A big thanks to the friendly people at Duluth Grill for sending me an advance copy of the cookbook! All opinions in this post are my own, and no further consideration was provided besides the amazing book.
Vegetarian and gluten free. Easily vegan/dairy free with cheese omitted.
Meatless pulled BBQ eggplant
- 1 T Kosher salt
- 1 1/2 t paprika
- 1 1/2 t chili powder
- 1 1/2 t ground black pepper
- 3/4 t ground cumin
- 3/4 t garlic powder
- 1/8 t cayenne pepper
- 1/8 t ground sage
- Small pinch ground cinnamon
- 4 medium eggplant
- 6 T mild BBQ sauce
- 1 T toasted sesame oil
- 1 bunch scallions, white and light green parts thinly sliced, dark green tops sliced and reserved for garnish
- 1 1/2 C coarsely grated cheddar
- 1/2 C mild BBQ sauce
- Oil or cooking spray
- 12 small corn tortillas (softened if time permits, per the notes in this recipe)

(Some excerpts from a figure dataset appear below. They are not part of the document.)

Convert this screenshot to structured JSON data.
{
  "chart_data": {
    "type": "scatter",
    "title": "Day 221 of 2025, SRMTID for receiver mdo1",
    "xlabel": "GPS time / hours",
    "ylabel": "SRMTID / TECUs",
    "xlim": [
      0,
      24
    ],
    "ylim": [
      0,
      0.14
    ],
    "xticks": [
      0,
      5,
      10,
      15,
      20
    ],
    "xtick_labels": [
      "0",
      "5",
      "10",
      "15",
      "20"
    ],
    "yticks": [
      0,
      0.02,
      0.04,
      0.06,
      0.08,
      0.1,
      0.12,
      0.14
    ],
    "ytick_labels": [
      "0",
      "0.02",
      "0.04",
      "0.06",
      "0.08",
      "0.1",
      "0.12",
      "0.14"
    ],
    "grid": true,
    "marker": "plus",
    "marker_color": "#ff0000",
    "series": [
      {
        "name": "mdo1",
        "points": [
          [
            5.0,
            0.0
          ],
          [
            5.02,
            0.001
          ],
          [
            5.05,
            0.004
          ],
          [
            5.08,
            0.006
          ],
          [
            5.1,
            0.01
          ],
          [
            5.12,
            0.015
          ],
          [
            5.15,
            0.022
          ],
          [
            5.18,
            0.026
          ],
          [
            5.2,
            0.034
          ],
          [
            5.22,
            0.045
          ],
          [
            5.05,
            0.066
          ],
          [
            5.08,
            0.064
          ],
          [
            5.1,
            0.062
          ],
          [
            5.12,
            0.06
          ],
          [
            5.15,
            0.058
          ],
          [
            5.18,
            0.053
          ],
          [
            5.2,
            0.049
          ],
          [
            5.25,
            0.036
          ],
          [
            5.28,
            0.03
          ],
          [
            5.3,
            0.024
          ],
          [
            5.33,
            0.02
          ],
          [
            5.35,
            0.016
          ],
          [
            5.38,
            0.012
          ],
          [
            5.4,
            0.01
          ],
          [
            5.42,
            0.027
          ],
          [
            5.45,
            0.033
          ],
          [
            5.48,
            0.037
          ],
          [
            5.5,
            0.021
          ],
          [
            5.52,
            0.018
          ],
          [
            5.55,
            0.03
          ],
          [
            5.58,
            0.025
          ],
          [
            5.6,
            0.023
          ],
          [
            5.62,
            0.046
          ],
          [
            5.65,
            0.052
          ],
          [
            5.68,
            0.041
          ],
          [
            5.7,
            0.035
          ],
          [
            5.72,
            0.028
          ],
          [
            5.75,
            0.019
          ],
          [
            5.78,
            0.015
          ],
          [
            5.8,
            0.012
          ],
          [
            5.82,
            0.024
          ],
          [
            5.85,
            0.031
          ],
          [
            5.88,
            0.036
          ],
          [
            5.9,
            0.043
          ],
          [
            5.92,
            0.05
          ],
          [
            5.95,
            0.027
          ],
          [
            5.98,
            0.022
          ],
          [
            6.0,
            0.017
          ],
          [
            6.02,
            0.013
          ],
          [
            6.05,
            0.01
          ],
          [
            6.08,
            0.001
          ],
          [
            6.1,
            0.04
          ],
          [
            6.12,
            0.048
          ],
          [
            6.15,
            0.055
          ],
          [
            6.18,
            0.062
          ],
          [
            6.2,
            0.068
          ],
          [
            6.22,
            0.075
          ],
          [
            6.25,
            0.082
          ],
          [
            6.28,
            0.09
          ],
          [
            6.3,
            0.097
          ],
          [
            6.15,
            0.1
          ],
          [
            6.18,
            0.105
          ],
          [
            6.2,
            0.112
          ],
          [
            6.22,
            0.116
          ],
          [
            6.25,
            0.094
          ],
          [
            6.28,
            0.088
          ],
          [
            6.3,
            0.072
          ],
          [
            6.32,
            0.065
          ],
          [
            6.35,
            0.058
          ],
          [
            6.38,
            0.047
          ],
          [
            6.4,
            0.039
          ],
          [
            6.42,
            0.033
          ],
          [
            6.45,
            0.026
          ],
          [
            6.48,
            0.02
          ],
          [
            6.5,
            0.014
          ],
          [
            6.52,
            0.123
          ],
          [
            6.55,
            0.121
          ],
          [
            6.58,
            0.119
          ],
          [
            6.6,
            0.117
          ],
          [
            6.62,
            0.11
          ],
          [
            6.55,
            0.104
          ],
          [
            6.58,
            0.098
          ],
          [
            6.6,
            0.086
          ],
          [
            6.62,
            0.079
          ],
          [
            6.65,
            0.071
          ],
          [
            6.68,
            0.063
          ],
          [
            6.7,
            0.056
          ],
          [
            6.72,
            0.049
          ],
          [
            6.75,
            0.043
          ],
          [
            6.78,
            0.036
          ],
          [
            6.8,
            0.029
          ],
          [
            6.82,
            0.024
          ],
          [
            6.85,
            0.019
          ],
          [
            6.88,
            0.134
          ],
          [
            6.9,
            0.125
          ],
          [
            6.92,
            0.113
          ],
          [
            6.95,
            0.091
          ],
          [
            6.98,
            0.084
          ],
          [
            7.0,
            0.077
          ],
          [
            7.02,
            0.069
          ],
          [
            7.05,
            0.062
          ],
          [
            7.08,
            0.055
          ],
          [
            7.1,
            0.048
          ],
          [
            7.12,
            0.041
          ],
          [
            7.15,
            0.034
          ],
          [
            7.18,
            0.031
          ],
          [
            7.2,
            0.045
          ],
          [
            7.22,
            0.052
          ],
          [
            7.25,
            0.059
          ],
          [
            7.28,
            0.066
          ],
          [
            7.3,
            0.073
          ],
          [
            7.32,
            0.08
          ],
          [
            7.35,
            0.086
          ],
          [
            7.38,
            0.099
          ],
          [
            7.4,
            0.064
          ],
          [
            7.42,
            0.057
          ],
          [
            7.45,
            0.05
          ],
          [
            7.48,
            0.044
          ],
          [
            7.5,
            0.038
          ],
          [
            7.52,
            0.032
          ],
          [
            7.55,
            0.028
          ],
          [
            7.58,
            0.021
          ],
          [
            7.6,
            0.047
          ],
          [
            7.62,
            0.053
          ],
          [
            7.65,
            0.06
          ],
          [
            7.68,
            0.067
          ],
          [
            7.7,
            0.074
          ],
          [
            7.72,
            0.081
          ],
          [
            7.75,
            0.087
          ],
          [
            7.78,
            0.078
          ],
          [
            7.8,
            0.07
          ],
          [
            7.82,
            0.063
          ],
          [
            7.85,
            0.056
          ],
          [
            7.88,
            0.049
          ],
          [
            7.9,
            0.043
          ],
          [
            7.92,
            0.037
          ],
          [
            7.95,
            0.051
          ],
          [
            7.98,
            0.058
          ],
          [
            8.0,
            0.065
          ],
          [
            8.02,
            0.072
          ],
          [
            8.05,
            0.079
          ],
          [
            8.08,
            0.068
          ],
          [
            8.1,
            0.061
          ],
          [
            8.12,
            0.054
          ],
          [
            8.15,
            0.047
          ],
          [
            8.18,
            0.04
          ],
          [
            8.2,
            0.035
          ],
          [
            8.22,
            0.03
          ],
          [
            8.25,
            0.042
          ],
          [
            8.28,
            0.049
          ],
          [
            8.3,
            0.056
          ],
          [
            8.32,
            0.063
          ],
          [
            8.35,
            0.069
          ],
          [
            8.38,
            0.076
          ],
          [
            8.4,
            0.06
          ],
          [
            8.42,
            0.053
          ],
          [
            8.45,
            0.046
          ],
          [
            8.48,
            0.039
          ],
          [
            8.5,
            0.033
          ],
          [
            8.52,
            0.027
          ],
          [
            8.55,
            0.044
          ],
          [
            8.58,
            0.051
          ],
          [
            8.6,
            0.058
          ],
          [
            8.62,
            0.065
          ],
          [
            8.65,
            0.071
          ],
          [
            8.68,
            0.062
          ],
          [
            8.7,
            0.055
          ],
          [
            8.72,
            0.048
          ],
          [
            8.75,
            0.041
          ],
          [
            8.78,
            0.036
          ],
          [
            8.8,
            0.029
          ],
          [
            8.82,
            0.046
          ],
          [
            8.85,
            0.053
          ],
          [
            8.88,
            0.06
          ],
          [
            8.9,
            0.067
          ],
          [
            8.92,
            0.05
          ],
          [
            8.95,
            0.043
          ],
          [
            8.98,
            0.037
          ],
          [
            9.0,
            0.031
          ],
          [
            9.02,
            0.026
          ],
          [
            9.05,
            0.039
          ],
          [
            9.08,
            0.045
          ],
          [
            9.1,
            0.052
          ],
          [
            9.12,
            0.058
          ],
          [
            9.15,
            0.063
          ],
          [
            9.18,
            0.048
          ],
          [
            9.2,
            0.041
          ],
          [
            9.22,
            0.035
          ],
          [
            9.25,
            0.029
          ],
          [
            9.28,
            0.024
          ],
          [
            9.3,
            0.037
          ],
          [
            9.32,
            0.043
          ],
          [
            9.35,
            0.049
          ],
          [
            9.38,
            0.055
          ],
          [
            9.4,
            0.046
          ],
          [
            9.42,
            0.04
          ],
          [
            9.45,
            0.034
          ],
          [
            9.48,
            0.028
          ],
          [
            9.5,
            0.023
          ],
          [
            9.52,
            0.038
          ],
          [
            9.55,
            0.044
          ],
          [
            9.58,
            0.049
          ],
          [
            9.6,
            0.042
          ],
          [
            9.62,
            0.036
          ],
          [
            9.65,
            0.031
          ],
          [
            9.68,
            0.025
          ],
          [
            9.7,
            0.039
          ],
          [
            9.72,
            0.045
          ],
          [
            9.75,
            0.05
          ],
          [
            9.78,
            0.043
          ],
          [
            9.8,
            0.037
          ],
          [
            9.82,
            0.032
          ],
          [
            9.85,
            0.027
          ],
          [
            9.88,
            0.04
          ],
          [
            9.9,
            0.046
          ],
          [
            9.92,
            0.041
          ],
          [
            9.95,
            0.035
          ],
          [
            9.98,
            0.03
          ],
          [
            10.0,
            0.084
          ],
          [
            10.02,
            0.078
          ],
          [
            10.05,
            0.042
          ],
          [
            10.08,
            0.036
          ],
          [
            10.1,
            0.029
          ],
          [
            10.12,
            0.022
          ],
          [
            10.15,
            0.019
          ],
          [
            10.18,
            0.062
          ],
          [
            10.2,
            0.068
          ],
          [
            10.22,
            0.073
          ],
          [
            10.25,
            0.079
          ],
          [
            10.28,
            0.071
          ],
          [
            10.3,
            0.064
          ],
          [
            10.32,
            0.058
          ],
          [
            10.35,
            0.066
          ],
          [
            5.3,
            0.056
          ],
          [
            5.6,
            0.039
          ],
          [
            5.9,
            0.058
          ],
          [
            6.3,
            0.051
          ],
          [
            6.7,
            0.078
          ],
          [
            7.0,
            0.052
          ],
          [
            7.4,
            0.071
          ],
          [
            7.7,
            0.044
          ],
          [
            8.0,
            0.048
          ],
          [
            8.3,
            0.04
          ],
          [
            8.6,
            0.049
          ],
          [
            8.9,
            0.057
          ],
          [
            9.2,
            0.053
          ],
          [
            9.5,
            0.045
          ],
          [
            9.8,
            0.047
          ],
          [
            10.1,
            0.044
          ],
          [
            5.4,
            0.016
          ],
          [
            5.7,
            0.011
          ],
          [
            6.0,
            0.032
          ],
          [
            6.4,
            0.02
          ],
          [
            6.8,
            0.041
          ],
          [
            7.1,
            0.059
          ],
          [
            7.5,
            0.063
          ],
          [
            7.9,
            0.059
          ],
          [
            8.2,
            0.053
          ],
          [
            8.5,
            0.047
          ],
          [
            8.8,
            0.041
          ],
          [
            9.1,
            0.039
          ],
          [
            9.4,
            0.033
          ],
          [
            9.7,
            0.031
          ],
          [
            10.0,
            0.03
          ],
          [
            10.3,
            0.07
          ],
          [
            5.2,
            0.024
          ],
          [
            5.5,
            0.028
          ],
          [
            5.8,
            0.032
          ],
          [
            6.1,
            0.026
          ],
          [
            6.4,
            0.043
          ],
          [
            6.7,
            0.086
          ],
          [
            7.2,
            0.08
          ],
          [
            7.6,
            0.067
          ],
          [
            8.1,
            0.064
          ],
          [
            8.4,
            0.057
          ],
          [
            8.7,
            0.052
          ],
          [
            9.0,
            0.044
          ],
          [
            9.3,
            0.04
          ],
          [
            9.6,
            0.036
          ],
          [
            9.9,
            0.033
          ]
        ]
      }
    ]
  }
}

- 1 C or more tomatillo salsa
- Optional, for serving: tangy avocado dip, guacamole, sour cream
- Combine first nine ingredients for the BBQ eggplant to make the spice rub mix. Set aside.

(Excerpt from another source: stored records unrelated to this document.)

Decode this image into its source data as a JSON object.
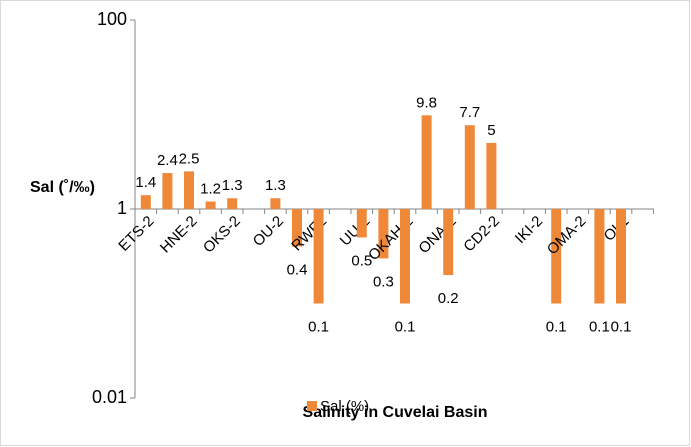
{
  "chart_data": {
    "type": "bar",
    "title": "Salinity in Cuvelai Basin",
    "y_label": "Sal (˚/‰)",
    "categories": [
      "ETS-2",
      null,
      "HNE-2",
      null,
      "OKS-2",
      null,
      "OU-2",
      null,
      "RWF2",
      null,
      "UU-2",
      null,
      "OKAH-2",
      null,
      "ONA-2",
      null,
      "CD2-2",
      null,
      "IKI-2",
      null,
      "OMA-2",
      null,
      "OL1"
    ],
    "series": [
      {
        "name": "Sal (%)",
        "color": "#F0883A",
        "values": [
          1.4,
          2.4,
          2.5,
          1.2,
          1.3,
          null,
          1.3,
          0.4,
          0.1,
          null,
          0.5,
          0.3,
          0.1,
          9.8,
          0.2,
          7.7,
          5,
          null,
          null,
          0.1,
          null,
          0.1,
          0.1
        ]
      }
    ],
    "ylim": [
      0.01,
      100
    ],
    "yticks": [
      0.01,
      1,
      100
    ],
    "log_scale": true,
    "axis_crossing": 1,
    "legend": "bottom"
  }
}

- Preheat broiler and set oven rack about 10 inches from heat. Pierce each eggplant in 8 places with a paring knife and place them on a large rimmed baking sheet. Broil 25 to 35 minutes until blackened, heavy, and very tender, turning 3 to 4 times throughout cooking. When slightly cooled, cut off the top of each eggplant then halve lengthwise to cool a bit more. Use tongs or a fork to pull eggplant flesh into strips, transferring to a colander set over a bowl. To remove conspicuous seeds without losing “meat”, scrape seeds away with the sharp edge of a paring knife.
- After most liquid has drained from eggplant, transfer the “meat” to a 9 by 13 inch pan and sprinkle with half the spice rub. Toss to coat, then, if time permits, refrigerate overnight. When ready to bake, preheat oven to 250 (F) and toss eggplant with remaining spice rub. Bake, uncovered, for 1 1/2 hours, stirring a couple times. Increase oven temp to 350 and bake 15 to 30 minutes more, until little to no moisture remains in the bottom of the pan. Cool in the pan at least 15 minutes, then add BBQ sauce and sesame oil and stir to coat, adjusting seasoning with more salt and pepper as needed.

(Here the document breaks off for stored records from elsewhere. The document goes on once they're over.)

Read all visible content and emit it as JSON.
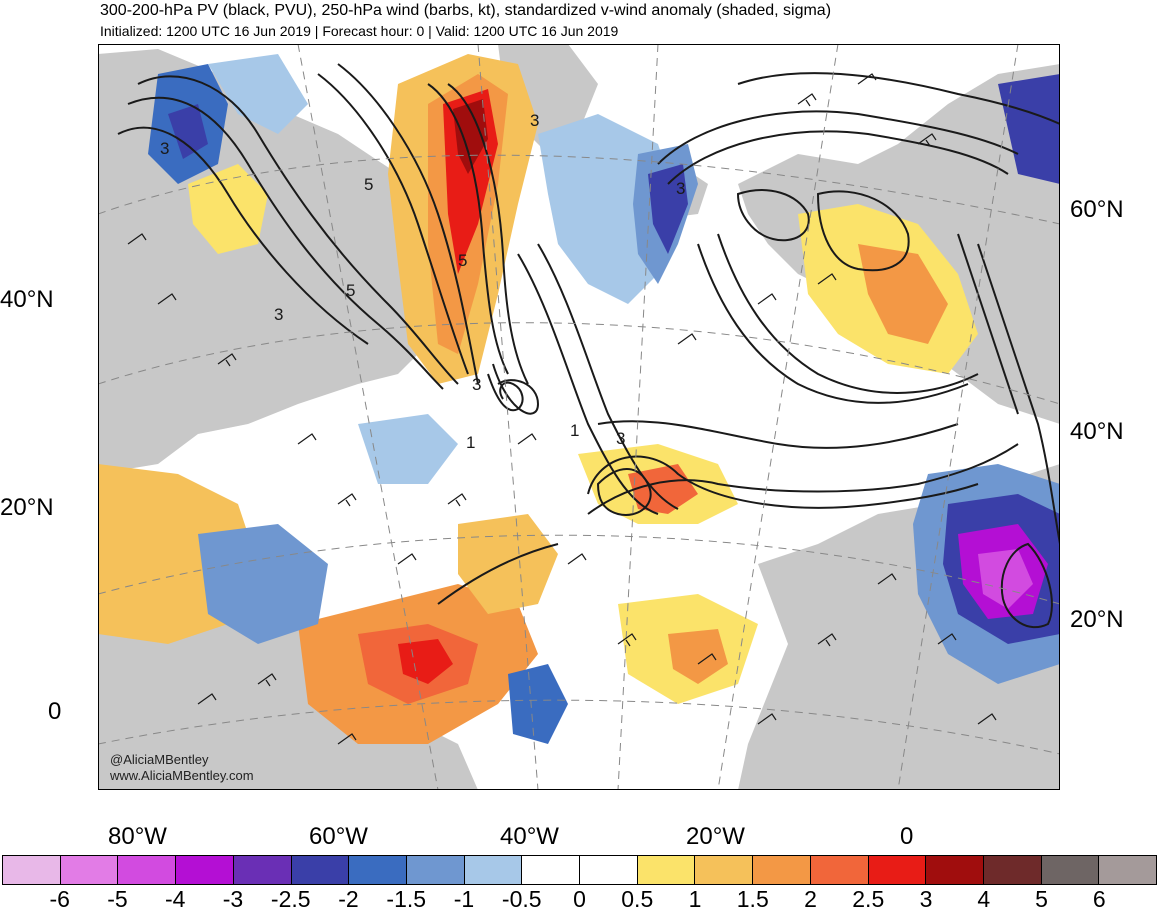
{
  "header": {
    "title": "300-200-hPa PV (black, PVU), 250-hPa wind (barbs, kt), standardized v-wind anomaly (shaded, sigma)",
    "subtitle": "Initialized: 1200 UTC 16 Jun 2019 | Forecast hour: 0 | Valid: 1200 UTC 16 Jun 2019"
  },
  "map": {
    "lat_labels_left": [
      "40°N",
      "20°N",
      "0"
    ],
    "lat_labels_right": [
      "60°N",
      "40°N",
      "20°N"
    ],
    "lon_labels": [
      "80°W",
      "60°W",
      "40°W",
      "20°W",
      "0"
    ],
    "contour_labels": [
      "3",
      "3",
      "5",
      "5",
      "5",
      "3",
      "3",
      "3",
      "1",
      "1",
      "3"
    ],
    "credit_handle": "@AliciaMBentley",
    "credit_site": "www.AliciaMBentley.com",
    "colors": {
      "land": "#c8c8c8",
      "ocean": "#ffffff",
      "contour": "#1a1a1a"
    }
  },
  "colorbar": {
    "colors": [
      "#e8b8e8",
      "#e27ce6",
      "#d24be0",
      "#b40fd4",
      "#6a2fb5",
      "#3a3fa8",
      "#3a6cc0",
      "#6f97d0",
      "#a7c8e8",
      "#ffffff",
      "#ffffff",
      "#fbe36a",
      "#f5c15a",
      "#f39845",
      "#f1663a",
      "#e81c16",
      "#a00d0d",
      "#6e2a2a",
      "#6e6564",
      "#a49a9a"
    ],
    "labels": [
      "-6",
      "-5",
      "-4",
      "-3",
      "-2.5",
      "-2",
      "-1.5",
      "-1",
      "-0.5",
      "0",
      "0.5",
      "1",
      "1.5",
      "2",
      "2.5",
      "3",
      "4",
      "5",
      "6"
    ]
  }
}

- Preheat oven to 375. Transfer BBQ “meat” to a mixing bowl and combine with scallions and cheese. Lightly oil or spray the (cleaned) 9 x 13 pan and spread the BBQ sauce on the bottom. Place each tortilla on a plate or cutting board and scoop 1/3 cup filling onto it. Roll shut and place seam side down in the prepared pan. Repeat until the pan is full of enchiladas (you may have some leftover filling, which is great for quesadillas). Spoon tomatillo salsa over the enchiladas. Bake, uncovered, for 25 to 30 minutes, until hot and bubbly.
- Serve each portion with tangy avocado dip (pictured), guacamole, sour cream, and/or more salsa, plus the green scallion tops.